David Davis said a High Court ruling on Wednesday alleged that Binyam Mohamed, a UK resident held in the Guantanamo Bay camp in Cuba, had been tortured.
The judges also said the US threatened to withdraw intelligence help from the UK if details were released.
But Foreign Secretary David Miliband said there had been no such threat and the UK "never condoned torture".
"There has been no threat from the US to break off intelligence co-operation," he said.
He stressed that the US-UK security relationship was built on trust and that depended on intelligence remaining confidential.
The judges said the UK's attorney general has begun a criminal investigation into possible torture against Mr Mohamed.
Lord Justice Thomas and Mr Justice Lloyd Jones said the attorney general would be investigating the issues of "torture and cruel, inhuman or degrading treatment".
The judges said they wanted the full details of the alleged torture to be published in the interests of safeguarding the rule of law, free speech and democratic accountability.
But they had been persuaded that it was not in the public interest to publish those details as the US government could then "inflict on the citizens of the United Kingdom a very considerable increase in the dangers they face at a time when a serious terrorist threat still pertains".
These details were a summary of a report by the US government to the British security services about the detention and treatment of the individual concerned which amounted to 25 lines.
No 10 said it was not aware of any threat from the US government to withdraw intelligence co-operation with Britain if details of the case were revealed.
The allegations relate to Binyam Mohamed, a British resident held in Guantanamo, who alleges he was tortured in Pakistan, Morocco and Afghanistan between 2002 and 2004.
Mr Davis said a High Court ruling, which pointed to complicity by the UK and US authorities in his torture, was prevented from being published after the US put pressure on the UK.
The former shadow home secretary raised the case in a point of order in the House of Commons.
He said Mr Miliband should make a statement to MPs about the issue as soon as possible to "explain what the devil is going on".
He said the UK government should make it "plain" that it did not support torture in any circumstances.
Mr Mohamed, 30, has been held in Guantanamo for four years after the US authorities accused him of conspiring with Al-Qaeda leaders to plan a series of terrorist attacks.
But war crimes charges against him were dropped in October.
Mr Mohamed - an Ethiopian national who moved to the UK in 1994 - says documents support the fact that the evidence against him was obtained through torture.
Last August, Lord Justice Thomas said evidence relating to the case should be disclosed, saying it was "essential".
However, the British government argued the disclosure of certain material would cause "significant damage to national security".
'None of their business'
Mr Davis said it appeared the Bush administration had "threatened" the UK government about the repercussions should details of the case be made public.
"Frankly it is none of their business what our courts do," he said, adding this was "plain fact" not merely an allegation.
"They should not seek in any circumstances to put pressure on British courts.
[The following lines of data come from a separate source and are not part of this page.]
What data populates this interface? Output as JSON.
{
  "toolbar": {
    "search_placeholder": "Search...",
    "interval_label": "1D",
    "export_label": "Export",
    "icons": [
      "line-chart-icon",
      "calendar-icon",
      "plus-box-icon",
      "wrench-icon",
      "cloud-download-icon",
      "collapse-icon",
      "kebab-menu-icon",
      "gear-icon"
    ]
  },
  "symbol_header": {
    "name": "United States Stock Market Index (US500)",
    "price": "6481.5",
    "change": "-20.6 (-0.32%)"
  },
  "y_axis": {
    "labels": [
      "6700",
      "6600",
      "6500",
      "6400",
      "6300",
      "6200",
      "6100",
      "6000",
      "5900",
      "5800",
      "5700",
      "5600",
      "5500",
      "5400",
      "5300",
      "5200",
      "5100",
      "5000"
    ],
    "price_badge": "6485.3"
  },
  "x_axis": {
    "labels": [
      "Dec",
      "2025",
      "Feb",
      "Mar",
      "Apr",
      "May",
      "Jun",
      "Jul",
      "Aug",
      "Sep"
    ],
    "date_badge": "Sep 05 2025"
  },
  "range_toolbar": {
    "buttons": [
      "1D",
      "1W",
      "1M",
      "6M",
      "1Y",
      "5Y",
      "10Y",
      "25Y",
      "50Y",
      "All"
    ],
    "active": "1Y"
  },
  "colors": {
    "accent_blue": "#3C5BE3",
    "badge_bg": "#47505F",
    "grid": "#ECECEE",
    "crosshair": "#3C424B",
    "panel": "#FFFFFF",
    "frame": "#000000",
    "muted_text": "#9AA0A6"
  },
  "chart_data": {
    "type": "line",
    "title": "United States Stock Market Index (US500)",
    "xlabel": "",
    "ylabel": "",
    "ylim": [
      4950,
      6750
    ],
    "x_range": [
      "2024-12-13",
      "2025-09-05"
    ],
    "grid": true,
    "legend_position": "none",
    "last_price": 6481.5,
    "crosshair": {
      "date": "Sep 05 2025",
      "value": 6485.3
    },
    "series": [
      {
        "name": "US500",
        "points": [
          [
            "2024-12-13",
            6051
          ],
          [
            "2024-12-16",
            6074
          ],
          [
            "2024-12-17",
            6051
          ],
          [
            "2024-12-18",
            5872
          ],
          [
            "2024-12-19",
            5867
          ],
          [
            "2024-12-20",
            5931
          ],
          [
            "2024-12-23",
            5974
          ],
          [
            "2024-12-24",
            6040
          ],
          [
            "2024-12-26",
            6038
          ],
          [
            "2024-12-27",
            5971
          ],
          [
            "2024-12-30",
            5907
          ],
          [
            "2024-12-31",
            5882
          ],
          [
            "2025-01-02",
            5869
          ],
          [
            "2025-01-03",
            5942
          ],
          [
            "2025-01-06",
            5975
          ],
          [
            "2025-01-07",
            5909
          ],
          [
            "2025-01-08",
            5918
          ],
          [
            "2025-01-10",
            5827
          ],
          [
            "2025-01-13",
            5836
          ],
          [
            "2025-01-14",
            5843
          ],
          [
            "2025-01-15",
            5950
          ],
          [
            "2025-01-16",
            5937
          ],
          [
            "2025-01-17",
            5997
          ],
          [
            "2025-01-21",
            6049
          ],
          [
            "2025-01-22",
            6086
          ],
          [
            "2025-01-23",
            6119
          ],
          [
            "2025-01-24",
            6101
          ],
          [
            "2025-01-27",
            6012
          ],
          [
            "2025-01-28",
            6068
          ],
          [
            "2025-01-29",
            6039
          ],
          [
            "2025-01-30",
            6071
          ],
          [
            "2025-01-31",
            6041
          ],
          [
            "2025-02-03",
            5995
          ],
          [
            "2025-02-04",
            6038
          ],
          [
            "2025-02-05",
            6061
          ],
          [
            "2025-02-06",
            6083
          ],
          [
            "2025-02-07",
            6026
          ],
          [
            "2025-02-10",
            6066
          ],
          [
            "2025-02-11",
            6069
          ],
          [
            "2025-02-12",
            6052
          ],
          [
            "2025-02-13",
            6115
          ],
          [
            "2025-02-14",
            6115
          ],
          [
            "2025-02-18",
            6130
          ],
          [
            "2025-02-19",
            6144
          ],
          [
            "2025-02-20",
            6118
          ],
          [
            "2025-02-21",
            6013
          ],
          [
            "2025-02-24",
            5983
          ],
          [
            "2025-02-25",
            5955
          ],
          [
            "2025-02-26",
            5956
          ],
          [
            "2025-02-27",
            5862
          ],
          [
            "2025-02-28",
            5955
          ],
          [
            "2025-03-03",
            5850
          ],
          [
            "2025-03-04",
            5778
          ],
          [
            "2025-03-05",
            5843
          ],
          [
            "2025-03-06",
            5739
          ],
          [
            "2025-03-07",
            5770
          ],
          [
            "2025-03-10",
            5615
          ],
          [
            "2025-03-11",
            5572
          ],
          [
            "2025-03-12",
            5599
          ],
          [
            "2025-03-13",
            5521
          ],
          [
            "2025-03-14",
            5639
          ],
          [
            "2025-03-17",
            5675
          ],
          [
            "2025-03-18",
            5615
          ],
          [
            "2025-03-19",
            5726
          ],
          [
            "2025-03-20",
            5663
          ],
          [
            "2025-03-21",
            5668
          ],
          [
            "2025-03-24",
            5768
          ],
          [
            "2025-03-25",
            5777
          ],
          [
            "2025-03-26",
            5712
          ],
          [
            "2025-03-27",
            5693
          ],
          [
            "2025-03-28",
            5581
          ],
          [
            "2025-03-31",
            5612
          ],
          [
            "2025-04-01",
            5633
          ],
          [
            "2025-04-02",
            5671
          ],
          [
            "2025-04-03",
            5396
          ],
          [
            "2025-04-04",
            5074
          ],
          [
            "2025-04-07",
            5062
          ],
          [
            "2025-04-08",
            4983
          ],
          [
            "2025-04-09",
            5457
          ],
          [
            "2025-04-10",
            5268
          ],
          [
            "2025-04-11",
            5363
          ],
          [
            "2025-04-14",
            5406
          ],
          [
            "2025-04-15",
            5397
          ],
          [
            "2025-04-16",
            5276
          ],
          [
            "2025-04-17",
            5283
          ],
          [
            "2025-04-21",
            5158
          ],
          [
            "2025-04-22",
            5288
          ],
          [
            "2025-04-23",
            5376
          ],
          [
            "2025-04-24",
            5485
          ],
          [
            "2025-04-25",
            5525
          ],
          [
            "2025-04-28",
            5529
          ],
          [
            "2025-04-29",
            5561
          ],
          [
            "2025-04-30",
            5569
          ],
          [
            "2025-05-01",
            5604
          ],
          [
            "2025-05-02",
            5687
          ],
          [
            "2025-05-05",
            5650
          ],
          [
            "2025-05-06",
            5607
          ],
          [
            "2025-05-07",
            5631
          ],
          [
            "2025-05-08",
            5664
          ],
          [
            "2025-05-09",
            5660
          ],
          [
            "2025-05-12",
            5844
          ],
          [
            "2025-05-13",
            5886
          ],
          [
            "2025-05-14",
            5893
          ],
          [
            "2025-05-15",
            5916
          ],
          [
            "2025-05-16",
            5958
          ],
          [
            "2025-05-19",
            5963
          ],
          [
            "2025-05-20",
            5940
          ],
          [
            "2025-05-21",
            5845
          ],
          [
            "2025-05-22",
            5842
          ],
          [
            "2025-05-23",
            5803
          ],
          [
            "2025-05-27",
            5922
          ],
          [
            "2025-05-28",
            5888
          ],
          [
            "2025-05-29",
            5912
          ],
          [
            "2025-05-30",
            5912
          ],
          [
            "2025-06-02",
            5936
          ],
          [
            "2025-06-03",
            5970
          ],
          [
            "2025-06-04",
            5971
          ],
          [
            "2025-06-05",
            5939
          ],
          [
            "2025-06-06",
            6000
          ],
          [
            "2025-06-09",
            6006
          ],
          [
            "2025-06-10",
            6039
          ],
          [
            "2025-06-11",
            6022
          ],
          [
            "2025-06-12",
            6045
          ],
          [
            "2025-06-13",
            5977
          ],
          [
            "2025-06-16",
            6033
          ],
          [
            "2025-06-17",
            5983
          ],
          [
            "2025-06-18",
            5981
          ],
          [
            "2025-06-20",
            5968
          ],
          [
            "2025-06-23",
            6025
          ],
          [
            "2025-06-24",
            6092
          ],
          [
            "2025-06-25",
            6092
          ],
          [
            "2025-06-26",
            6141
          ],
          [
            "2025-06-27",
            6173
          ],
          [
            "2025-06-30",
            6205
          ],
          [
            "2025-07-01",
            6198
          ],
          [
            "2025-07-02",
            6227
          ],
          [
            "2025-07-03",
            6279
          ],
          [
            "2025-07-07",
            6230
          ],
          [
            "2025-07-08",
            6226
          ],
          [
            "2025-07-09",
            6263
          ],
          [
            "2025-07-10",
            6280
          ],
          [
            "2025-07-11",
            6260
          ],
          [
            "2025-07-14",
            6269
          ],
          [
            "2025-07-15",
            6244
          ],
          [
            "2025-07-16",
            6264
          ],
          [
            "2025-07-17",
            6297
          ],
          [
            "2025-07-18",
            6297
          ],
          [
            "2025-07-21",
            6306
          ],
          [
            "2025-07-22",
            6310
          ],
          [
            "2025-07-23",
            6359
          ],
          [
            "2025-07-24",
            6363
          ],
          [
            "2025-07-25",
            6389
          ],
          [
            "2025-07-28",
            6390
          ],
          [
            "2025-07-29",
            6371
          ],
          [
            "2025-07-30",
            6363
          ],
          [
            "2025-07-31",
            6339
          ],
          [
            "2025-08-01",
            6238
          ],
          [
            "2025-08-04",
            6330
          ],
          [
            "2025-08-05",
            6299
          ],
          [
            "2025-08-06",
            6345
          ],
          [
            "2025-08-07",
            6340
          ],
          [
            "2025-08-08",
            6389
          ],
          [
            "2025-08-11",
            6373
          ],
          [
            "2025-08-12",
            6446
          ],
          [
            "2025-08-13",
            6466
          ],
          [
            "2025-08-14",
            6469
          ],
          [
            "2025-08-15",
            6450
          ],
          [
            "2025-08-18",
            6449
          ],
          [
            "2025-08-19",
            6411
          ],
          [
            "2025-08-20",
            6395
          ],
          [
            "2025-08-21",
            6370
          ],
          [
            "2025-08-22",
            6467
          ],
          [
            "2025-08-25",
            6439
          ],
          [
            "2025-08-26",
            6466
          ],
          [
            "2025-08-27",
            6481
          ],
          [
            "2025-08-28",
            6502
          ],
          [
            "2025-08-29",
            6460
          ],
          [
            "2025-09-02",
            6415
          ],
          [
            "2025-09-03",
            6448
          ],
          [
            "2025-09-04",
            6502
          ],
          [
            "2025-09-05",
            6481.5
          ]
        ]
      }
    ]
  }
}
That's completely beyond the rule of law."
There is no other terms for what the US intelligence services are doing than blackmail
Nick Clegg, Lib Dem leader
He said Mr Miliband must explain why this had happened and whether the new Obama administration supported its predecessor's stance on the issue.
"While he is at it, he [the foreign secretary] should explain what degree of complicity we have in this," he told the BBC.
Mr Davis said the government had taken a "highly principled public stand" against torture but must "come clean" about whether there were cases where British agencies ever knew about instances of torture by others.
The BBC's Jonathan Beale in Washington said a former Bush administration official who dealt with Guantanamo Bay confirmed that US intelligence agencies did tell the UK that they opposed the release of certain US intelligence without their consent.
The official added that this was standard practice, just as M16 and M15 would oppose the release of UK intelligence in the US without their consent.
Civil liberties campaigners described the judges' remarks on the case as "astounding".
Shami Chakrabarti, director of Liberty, said the Bush administration had tried "to bully" the British courts and President Obama must make it clear he would not do the same.
And Lib Dem leader Nick Clegg said all the documents in the case must be published immediately.
"There is no other terms for what the US intelligence services are doing than blackmail," he said.
"It is simply incredible that the US government would have halted intelligence co-operation with the UK if this information had been made public."